The Heritage Toronto walk paused in Courthouse Square, near the site of the 1820's courtyard replaced in 1853, on 14-August-2010
The core of the story came down to gridlock in the city council after Mackenzie used the rhetoric "baneful domination" to describe British rule. The riled up opposition stamped so hard one day that the public gallery collapsed, killing four, and Mackenzie was blamed for having started the whole thing. That doesn't sound entirely unlike 2010.
Many of the victims of the August 1834 cholera epidemic were buried in this corner, of St. James Cemetery now a parking lot in St.
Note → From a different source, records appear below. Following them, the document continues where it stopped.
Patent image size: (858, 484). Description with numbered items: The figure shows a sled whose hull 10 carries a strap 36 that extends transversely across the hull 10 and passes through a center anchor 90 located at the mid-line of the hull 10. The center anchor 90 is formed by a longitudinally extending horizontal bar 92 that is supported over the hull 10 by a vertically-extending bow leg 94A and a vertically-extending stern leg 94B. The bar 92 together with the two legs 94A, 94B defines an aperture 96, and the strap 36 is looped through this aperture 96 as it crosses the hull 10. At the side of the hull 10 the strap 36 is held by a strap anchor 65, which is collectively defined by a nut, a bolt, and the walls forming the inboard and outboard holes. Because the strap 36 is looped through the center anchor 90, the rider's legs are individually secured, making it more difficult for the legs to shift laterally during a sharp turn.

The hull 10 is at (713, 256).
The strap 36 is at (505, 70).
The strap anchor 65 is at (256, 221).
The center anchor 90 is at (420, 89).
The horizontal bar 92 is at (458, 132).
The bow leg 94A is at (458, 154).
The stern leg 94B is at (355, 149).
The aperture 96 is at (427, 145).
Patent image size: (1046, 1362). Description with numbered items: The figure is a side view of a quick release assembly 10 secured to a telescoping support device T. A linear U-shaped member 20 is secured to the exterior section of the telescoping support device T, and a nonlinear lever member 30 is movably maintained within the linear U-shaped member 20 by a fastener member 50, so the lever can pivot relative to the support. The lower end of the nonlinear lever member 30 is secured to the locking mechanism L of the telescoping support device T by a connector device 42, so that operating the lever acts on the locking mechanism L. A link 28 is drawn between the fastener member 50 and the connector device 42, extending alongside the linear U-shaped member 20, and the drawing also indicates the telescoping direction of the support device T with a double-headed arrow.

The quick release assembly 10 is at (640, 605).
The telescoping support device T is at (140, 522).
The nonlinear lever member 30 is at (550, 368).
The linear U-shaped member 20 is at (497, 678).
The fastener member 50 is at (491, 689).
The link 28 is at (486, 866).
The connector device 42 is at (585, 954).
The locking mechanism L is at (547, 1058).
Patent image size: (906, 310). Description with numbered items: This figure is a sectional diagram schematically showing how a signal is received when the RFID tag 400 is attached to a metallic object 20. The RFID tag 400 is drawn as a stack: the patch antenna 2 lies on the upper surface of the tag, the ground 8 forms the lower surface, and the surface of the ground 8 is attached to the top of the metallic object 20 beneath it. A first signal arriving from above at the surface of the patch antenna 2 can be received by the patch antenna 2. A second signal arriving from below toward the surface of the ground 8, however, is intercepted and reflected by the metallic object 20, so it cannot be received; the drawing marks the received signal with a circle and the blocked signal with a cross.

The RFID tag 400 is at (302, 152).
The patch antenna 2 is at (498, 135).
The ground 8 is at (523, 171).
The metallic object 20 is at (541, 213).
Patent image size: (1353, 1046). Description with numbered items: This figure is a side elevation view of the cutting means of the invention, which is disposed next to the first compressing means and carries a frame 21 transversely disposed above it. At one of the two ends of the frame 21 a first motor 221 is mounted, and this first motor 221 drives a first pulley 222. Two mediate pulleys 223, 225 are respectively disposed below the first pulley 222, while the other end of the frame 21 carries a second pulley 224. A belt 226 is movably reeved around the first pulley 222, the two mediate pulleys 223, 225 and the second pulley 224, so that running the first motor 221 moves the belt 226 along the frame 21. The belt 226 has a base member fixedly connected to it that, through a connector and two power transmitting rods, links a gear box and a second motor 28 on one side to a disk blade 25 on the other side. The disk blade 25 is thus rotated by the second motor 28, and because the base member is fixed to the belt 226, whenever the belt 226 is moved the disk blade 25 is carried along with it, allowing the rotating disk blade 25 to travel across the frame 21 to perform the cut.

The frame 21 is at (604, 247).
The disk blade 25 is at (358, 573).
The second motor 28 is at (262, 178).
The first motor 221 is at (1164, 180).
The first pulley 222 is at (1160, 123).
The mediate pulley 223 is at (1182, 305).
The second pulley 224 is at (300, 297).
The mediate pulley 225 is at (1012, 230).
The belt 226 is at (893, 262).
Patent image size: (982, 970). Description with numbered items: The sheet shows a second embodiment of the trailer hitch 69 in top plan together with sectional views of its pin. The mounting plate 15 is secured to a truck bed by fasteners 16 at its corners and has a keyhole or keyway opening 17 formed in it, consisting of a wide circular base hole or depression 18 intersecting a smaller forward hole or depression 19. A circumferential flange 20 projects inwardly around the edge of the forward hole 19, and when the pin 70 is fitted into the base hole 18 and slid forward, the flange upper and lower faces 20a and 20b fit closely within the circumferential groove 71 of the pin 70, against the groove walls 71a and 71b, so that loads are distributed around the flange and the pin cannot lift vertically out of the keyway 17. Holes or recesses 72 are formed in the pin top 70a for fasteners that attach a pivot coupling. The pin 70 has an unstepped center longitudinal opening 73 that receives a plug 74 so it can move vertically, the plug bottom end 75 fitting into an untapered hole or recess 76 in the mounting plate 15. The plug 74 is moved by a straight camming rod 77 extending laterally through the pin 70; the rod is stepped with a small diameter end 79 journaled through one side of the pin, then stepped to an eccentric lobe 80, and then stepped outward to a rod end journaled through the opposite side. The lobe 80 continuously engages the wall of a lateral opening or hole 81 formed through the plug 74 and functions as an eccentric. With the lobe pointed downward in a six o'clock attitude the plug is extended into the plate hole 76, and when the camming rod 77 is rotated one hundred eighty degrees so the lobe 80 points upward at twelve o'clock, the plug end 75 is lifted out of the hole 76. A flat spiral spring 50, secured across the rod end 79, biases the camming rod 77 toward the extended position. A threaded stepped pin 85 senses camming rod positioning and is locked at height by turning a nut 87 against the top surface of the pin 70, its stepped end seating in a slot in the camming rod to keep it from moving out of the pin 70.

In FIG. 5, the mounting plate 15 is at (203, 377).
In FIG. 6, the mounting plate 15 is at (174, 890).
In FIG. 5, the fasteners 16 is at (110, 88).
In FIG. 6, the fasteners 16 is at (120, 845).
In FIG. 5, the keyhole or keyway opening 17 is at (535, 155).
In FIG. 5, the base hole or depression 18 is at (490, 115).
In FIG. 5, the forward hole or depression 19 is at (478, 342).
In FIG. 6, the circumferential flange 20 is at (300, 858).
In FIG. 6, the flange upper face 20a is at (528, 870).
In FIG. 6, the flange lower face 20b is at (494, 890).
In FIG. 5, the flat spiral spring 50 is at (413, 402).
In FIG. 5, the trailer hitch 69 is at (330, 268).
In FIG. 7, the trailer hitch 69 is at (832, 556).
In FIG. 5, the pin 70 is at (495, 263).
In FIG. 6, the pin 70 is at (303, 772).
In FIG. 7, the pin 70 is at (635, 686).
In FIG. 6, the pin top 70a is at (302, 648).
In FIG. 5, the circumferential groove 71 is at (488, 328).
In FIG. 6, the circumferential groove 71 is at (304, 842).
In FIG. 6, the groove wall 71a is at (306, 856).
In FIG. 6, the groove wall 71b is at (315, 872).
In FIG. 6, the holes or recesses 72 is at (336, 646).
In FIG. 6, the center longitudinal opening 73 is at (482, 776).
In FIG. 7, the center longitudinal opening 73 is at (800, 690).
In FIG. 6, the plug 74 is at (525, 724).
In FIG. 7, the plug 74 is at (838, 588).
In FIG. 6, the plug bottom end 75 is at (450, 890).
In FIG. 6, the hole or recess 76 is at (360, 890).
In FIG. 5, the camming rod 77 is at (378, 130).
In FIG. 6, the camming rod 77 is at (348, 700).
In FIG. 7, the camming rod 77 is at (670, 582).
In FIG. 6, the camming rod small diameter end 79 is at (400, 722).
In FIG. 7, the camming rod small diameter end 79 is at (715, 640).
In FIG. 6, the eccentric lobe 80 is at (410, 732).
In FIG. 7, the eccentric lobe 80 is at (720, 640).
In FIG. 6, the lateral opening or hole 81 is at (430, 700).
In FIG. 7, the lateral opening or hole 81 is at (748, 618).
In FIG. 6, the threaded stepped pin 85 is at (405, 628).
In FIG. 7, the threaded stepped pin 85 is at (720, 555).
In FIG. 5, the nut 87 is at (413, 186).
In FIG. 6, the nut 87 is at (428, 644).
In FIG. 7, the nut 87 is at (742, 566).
James Park, observed on 14-August-2010
The crisis only resolved itself when a cholera epidemic hit Toronto in August 1834, lending cruel perspective to the situation. The opposition cooled, Mackenzie set his sights on other political beyond Toronto, and life went on.
Mackenzie had lived at Church and Richmond Streets in 1834, a stop on the Heritage Toronto walk on 14-August-2010
The organization of the walk was geographically oriented, rather than chronologically oriented, so the story came out a bit disjointed in some ways. Still, with a little imagination, it was possible to imagine the Toronto of 1834 that Mackenzie had governed, and reflect on how it compared with the Toronto of 2010 for this year's mayoral candidates.